Budesonide/glycopyrronium bromide/formoterol

Combination of
- Budesonide: Inhaled corticosteroid
- Glycopyrronium bromide: Anticholinergic muscarinic antagonist
- Formoterol: Long-acting β_{2} agonist

Clinical data
- Trade names: Breztri Aerosphere, Trixeo Aerosphere, Riltrava Aerosphere
- Other names: Budesonide/glycopyrrolate/formoterol fumarate
- AHFS/Drugs.com: Professional Drug Facts
- License data: US DailyMed: Breztri;
- Routes of administration: By mouth (inhalation)
- ATC code: R03AL11 (WHO) ;

Legal status
- Legal status: CA: ℞-only; UK: POM (Prescription only); US: ℞-only; EU: Rx-only;

Identifiers
- CAS Number: 2588185-76-4;
- KEGG: D11584;

= Budesonide/glycopyrronium bromide/formoterol =

Combination drug

Budesonide/glycopyrronium bromide/formoterol, sold under the brand name Breztri Aerosphere among others, is an inhalable fixed-dose combination medication for the treatment of chronic obstructive pulmonary disease (COPD). It contains budesonide, glycopyrronium bromide, and formoterol fumarate dihydrate. It is inhaled.

The most common side effects include oral candidiasis (a fungal infection of the mouth), upper respiratory tract infection, pneumonia, back pain, muscle spasms, influenza, urinary tract infection, cough, sinusitis, and diarrhea. Headache is also a common side effect.

The combination was approved for medical use in the United States in July 2020, and in the European Union in December 2020.

== Medical uses ==
Budesonide/glycopyrronium bromide/formoterol is indicated for the maintenance treatment of chronic obstructive pulmonary disease (COPD) in adults.

== Society and culture ==
=== Legal status ===
Trixeo Aerosphere was authorized for medical use in the European Union in December 2020. Riltrava Aerosphere was authorized for medical use in the European Union in January 2022.

=== Propellant ===
In 2025, a new budesonide/glycopyrronium bromide/formoterol inhaler using the propellant HFO-1234ze(E) was approved in the United Kingdom, for the treatment of COPD.
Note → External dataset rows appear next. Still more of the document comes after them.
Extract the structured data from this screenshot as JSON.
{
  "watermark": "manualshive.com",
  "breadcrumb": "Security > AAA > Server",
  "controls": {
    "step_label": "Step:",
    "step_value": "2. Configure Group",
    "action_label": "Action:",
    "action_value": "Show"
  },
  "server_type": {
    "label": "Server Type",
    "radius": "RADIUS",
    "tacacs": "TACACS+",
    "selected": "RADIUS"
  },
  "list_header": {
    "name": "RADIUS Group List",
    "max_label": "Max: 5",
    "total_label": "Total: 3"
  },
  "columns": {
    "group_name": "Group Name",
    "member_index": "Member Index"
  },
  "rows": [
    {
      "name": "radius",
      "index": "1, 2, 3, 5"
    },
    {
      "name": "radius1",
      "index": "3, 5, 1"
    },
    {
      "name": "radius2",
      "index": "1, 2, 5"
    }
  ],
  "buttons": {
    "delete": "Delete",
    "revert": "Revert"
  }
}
In July 2025, the European Medicines Agency recommended a change in the composition of Trixeo Aerosphere and its duplicate product Riltrava Aerosphere to replace the existing gas propellant with a low global warming potential gas alternative. The low global warming potential alternative propellant has a 1000-fold reduction in global warming potential and similar physical properties.